The EPA has endorsed a two-part system for clearing the site of contamination, and the city has already completed part one: the construction of channels through the mangroves so water can dilute and flush out the ammonia. Part two of the procedure -- pumping water to a treatment plant either on or off the property -- is not yet operating, though the piping system has been laid.

EPA water tests performed in 1996 show that ammonia levels in some places are on the decline. And though in many areas the concentrations still exceed proposed federal standards, the agency's experts believe that regulators from the state and from Miami-Dade County can complete the work.

Officials from the state Bureau of Natural and Cultural Resources, which oversees the mangrove preserve as well as Oleta River State Recreational Area northeast of the Munisport landfill, believe that before departing, the EPA should determine whether the water around the mangroves is clean enough to support marine life. But those officials reluctantly have agreed to the EPA's withdrawal because they want to reduce the number of government agencies involved in the cleanup. "The toxicity has decreased significantly, but that in and of itself does not prove that we are not still being subjected to contamination," worries Mickey Bryant, a bureau scientist. "We want to be on the record indicating that we're not convinced this site is cleaned up."
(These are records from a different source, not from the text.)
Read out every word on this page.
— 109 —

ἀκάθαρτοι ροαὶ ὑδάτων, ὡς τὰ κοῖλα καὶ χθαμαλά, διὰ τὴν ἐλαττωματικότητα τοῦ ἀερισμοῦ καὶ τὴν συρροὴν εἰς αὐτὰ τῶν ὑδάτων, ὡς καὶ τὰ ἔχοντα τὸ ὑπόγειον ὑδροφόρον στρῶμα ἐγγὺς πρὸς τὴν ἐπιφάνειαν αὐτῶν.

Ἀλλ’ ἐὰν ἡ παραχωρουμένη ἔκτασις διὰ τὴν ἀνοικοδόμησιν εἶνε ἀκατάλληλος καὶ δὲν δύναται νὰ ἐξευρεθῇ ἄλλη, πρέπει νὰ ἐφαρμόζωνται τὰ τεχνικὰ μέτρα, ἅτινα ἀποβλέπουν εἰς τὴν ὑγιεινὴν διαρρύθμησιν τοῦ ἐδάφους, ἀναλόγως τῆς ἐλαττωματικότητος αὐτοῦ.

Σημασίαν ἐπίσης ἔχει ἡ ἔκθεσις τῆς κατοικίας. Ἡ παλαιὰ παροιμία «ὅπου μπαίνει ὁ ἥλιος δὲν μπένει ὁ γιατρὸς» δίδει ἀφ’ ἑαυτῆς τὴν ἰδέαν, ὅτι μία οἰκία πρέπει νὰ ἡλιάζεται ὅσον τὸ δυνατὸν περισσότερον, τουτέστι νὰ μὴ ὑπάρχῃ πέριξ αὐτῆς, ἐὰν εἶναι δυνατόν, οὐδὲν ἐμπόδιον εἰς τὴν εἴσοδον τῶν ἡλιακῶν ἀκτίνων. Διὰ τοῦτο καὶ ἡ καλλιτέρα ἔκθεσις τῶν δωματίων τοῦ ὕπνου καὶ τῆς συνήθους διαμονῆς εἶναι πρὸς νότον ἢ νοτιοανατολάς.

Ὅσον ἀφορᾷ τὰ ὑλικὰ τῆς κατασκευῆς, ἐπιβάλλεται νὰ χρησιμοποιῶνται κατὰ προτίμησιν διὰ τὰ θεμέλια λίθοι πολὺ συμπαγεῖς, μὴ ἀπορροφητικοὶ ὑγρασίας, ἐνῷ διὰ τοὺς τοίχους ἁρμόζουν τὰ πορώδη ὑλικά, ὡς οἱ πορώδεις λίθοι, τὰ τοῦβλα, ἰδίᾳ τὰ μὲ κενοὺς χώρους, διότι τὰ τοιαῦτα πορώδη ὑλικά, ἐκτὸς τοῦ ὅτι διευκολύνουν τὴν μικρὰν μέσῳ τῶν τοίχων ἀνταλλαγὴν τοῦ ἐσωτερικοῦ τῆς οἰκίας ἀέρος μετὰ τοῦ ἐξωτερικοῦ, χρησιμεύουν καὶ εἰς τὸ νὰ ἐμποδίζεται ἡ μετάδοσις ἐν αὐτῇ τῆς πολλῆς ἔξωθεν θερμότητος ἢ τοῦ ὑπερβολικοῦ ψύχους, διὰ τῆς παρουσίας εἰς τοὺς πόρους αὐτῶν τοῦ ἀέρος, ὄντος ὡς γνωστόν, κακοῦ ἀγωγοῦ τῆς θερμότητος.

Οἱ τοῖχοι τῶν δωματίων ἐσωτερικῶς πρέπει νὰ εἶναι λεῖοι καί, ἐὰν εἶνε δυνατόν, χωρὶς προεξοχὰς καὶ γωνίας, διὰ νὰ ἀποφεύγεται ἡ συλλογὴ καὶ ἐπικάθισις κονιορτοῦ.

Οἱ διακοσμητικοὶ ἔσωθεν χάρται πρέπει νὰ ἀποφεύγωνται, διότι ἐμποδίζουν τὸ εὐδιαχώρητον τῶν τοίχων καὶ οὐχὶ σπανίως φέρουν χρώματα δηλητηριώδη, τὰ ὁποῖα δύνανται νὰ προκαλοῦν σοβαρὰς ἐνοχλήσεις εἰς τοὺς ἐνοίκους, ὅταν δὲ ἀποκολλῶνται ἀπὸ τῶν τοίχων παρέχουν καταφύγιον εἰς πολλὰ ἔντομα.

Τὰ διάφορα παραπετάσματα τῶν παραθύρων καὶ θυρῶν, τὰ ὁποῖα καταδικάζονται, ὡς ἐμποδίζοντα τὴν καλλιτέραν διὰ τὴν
Such contradictory conclusions prompted members of the Audubon Society and the Munisport Dump Coalition to request the ombudsman's independent oversight. And the EPA's misleading statements to Judge Marcus have only amplified their growing distrust of both the agency and the city.

Even North Miami officials acknowledge that past city actions have done little to inspire citizen confidence. The site was not originally intended as a landfill at all; the city had promised to build a recreational center there. Munisport, a company owned by a demolition firm, was supposed to bring in clean fill for golf course landscaping. Instead it began collecting and dumping garbage, perhaps as early as 1972.

The city in 1982 invited the EPA to supervise the landfill in the mistaken belief that the federal government would help pay for its cleanup. When it became clear that the EPA would instead police the city's own work, local officials petitioned repeatedly for the agency to pull out.

It wasn't until 1990, however, that the EPA decided the city's efforts were progressing well enough that it could begin packing its bags to leave. EPA and city officials came to an agreement regarding specific clean-up objectives, which Judge Marcus approved in 1991.

Though Audubon and the Munisport Dump Coalition have no official standing in the case, Marcus allowed them to submit comments to him. Those organizations were instrumental in compelling the EPA to re-examine its own conclusions and continue its oversight through this past fall, when the agency again announced its intention to leave.

Nathan Teske, a University of Miami political science professor who is writing a book about Munisport, says the EPA's decision, while practical, does not address promises the agency made in 1991. "The EPA made certain commitments of what they would do -- [decontaminate the water flowing into the mangroves] and in how much time they would do it. They talked about a fifteen-year time period in which the cleanup would go on. Now all of a sudden, seven years later, they're out.